Obsessive-Compulsive Disorder (OCD) is a major psychiatric disorder affecting more than four
million Americans. OCD is a strange and serious sickness of ritual and doubt run wild and is
much more common than formerly believed. There may be more than one million Americans
younger than 18 years of age with this disorder. OCD is also an adult illness. Between one-third and one-half of adult cases of OCD have their onset in childhood.
Obsessions and compulsions vary in frequency and intensity. Many individuals have habits that cause minimal or no disruption in their lives. However, when the thoughts and rituals of OCD are intense, many aspects of the victim’s life disintegrate. With severe compulsions, endless rituals dominate each day. The most crippling obsessions create absurd, embarrassing or frightening thoughts that repeat in the mind in an endless loop.

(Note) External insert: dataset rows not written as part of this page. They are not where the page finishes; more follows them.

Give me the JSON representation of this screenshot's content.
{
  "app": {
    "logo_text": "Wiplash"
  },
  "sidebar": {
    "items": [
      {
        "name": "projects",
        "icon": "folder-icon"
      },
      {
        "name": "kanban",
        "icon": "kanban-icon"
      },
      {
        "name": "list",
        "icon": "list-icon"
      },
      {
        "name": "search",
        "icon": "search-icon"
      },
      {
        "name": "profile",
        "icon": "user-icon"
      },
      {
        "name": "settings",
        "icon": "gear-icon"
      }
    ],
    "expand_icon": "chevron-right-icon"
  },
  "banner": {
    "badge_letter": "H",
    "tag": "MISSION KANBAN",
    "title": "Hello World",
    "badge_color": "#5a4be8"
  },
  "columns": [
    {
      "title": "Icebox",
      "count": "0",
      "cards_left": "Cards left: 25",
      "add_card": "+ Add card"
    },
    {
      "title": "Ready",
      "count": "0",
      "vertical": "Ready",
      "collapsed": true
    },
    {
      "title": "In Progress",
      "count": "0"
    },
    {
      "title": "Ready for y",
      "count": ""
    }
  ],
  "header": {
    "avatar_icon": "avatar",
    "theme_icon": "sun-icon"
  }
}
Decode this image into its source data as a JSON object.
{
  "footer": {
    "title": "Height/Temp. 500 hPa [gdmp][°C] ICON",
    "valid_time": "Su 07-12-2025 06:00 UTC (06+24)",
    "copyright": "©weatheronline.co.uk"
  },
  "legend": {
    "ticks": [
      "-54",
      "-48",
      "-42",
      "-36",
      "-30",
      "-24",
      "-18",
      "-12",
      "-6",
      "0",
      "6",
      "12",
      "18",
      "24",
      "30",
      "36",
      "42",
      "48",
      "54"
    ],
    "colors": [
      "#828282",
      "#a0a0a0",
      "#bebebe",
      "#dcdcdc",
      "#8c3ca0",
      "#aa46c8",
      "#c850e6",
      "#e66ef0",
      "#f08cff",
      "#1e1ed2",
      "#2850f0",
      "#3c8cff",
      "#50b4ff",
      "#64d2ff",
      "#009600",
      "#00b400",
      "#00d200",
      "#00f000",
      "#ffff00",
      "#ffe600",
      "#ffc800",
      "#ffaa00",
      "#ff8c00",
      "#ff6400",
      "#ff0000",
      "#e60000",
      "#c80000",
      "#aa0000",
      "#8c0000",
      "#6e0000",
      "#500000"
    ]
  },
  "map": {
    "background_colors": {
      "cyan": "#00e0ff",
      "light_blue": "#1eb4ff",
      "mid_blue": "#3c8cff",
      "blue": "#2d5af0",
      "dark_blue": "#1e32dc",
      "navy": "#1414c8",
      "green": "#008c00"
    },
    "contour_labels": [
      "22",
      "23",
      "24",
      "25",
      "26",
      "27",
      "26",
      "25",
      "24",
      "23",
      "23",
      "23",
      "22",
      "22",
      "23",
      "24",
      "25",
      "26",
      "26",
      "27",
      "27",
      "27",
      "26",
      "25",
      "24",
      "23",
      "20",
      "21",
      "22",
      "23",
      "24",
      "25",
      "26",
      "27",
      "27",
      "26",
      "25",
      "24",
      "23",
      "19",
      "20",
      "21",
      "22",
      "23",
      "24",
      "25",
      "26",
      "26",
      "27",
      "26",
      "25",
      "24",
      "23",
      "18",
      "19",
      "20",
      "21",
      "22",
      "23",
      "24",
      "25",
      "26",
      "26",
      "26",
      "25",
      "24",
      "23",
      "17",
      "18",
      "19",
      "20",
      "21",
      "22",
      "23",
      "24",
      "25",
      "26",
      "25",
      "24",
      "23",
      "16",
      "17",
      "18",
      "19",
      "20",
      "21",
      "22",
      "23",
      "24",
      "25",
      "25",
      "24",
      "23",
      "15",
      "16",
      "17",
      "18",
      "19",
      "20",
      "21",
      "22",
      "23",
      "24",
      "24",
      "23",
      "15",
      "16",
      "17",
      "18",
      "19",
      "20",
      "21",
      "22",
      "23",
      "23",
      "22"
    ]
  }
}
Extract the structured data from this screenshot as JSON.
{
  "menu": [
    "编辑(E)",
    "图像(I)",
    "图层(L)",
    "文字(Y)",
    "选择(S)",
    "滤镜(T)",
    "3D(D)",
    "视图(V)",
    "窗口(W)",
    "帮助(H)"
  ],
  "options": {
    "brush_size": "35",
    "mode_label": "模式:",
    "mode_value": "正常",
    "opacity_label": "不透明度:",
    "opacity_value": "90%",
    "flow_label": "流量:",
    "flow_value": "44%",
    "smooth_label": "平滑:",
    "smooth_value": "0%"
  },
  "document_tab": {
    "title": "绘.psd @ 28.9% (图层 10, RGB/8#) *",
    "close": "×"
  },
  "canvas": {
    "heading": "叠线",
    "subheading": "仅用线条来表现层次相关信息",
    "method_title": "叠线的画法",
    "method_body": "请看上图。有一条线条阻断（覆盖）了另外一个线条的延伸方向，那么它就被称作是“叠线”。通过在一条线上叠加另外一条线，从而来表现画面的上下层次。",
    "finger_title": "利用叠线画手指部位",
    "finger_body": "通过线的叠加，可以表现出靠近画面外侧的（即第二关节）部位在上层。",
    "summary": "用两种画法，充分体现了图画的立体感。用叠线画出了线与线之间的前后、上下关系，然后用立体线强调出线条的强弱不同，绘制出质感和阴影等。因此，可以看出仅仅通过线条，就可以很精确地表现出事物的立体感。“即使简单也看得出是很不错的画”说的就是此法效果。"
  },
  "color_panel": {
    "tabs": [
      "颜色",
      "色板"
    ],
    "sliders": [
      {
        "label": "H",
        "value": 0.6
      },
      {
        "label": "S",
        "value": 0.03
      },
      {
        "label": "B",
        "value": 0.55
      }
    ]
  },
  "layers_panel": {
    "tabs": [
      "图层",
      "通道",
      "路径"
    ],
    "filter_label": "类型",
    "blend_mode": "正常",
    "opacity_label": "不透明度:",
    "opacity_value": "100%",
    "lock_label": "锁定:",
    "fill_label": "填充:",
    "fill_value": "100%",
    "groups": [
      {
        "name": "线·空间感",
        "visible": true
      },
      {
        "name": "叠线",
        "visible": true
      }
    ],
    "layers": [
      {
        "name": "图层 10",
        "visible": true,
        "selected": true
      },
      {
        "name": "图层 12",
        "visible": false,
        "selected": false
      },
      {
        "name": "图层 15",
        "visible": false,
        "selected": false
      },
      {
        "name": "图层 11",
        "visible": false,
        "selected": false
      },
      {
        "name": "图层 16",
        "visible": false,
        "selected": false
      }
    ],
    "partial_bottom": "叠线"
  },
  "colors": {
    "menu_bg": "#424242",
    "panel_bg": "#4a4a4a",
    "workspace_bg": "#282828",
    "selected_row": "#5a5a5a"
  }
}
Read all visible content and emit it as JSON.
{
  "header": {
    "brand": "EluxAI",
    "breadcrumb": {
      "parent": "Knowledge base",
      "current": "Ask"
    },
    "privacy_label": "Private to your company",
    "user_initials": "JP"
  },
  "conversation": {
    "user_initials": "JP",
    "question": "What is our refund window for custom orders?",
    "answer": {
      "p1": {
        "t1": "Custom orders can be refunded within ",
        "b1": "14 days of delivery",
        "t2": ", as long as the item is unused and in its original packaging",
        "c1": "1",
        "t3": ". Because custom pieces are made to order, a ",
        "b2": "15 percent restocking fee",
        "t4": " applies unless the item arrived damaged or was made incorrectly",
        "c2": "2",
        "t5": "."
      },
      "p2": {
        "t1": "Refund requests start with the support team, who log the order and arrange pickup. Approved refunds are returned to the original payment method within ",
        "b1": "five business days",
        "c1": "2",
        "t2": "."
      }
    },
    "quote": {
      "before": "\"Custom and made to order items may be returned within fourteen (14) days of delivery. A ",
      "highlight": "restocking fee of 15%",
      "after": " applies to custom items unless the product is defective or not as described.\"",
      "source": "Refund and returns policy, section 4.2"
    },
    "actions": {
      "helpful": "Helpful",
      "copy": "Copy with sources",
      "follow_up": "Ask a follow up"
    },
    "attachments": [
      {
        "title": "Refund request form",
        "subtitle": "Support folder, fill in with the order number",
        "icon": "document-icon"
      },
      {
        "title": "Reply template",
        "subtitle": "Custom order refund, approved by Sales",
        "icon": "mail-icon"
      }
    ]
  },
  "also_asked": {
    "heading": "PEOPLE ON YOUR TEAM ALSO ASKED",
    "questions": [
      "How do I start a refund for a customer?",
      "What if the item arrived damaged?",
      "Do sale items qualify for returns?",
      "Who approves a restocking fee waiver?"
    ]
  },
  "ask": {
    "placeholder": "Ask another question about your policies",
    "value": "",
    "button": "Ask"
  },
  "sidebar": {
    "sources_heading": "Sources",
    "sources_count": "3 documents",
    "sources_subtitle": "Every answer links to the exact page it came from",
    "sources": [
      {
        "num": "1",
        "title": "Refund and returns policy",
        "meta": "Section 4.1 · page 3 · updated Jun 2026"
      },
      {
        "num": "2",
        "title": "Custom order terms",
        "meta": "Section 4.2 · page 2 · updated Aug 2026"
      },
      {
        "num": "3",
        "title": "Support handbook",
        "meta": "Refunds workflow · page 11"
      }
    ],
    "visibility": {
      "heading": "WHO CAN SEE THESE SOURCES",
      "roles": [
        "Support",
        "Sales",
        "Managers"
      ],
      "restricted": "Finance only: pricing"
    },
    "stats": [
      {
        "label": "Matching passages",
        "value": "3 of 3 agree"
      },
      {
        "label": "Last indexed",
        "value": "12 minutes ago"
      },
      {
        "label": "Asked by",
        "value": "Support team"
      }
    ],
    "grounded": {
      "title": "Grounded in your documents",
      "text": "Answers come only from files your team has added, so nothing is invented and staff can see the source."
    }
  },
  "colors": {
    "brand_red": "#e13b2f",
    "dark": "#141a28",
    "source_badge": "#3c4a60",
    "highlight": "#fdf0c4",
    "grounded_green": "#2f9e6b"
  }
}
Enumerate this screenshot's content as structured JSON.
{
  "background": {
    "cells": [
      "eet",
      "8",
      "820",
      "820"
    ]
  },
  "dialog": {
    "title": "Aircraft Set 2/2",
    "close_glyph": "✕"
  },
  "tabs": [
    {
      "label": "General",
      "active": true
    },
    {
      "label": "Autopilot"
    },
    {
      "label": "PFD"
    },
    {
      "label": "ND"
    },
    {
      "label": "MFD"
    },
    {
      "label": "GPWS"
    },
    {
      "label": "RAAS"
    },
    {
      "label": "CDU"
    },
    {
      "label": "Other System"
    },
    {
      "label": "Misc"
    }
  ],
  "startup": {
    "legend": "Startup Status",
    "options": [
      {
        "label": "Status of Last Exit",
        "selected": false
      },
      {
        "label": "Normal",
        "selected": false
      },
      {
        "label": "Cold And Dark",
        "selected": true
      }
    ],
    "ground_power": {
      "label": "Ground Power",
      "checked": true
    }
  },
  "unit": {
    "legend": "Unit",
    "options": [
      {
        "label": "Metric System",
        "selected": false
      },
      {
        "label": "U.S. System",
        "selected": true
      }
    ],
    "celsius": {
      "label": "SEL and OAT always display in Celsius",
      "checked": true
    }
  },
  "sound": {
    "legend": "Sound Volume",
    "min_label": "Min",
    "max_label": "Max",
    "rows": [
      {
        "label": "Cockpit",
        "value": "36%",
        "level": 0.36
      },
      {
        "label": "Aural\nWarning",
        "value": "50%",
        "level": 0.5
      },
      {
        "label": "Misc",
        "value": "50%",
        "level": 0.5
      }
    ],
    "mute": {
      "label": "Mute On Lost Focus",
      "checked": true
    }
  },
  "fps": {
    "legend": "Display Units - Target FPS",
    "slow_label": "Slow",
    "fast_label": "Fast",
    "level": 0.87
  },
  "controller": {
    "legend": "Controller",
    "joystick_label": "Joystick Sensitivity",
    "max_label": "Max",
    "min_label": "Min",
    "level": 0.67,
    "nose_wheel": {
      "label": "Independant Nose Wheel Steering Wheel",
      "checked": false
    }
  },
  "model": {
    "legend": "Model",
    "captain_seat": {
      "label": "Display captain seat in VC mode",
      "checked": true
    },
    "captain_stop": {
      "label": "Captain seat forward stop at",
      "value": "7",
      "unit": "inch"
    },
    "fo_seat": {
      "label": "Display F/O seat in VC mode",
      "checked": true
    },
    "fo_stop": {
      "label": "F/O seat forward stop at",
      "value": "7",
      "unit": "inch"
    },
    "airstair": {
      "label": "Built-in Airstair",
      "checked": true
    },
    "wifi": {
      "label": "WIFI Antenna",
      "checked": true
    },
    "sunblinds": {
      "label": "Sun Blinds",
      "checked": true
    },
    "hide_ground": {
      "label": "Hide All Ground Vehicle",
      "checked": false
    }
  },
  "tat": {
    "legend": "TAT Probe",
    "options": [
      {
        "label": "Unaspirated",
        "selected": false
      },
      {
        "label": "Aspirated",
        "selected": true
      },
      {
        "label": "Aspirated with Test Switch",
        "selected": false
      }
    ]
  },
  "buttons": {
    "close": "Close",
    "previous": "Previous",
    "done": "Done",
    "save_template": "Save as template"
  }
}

In recent years, OCD has received increased attention, due to the realization that it is both a
serious and prevalent disorder. Researchers of OCD believe this disorder is a genetic problem,
and effective treatment options are rapidly emerging. Early recognition and treatment of this
disorder may prevent suffering, disruption of life and, perhaps, even deaths.
Life may be as difficult for family members as it is for the OCD child. It is therefore important
that the family members receive the support and counseling they may need to cope successfully
with their situation. It is also important that they maintain a realistic perspective of the OCD
child and the disorder. Here are some suggestions that may prove helpful.
Learn to recognize the symptoms of OCD. Changes are usually gradual but significant.
Modify expectations during stressful time. Stress, or any type of change, can cause an increase in OCD symptoms.
Measure the child’s progress according to his or her level of functioning. Do not compare the child to other children with OCD. Everyone experiences different levels of distress, ranging from mild to severe.
Be content with small improvements. Help the child accept a realistic measurement to judge progress. Day-to-day comparisons may be inaccurate, because OCD has a waxing and waning course. Look at the overall changes that may have taken place since the onset of treatment.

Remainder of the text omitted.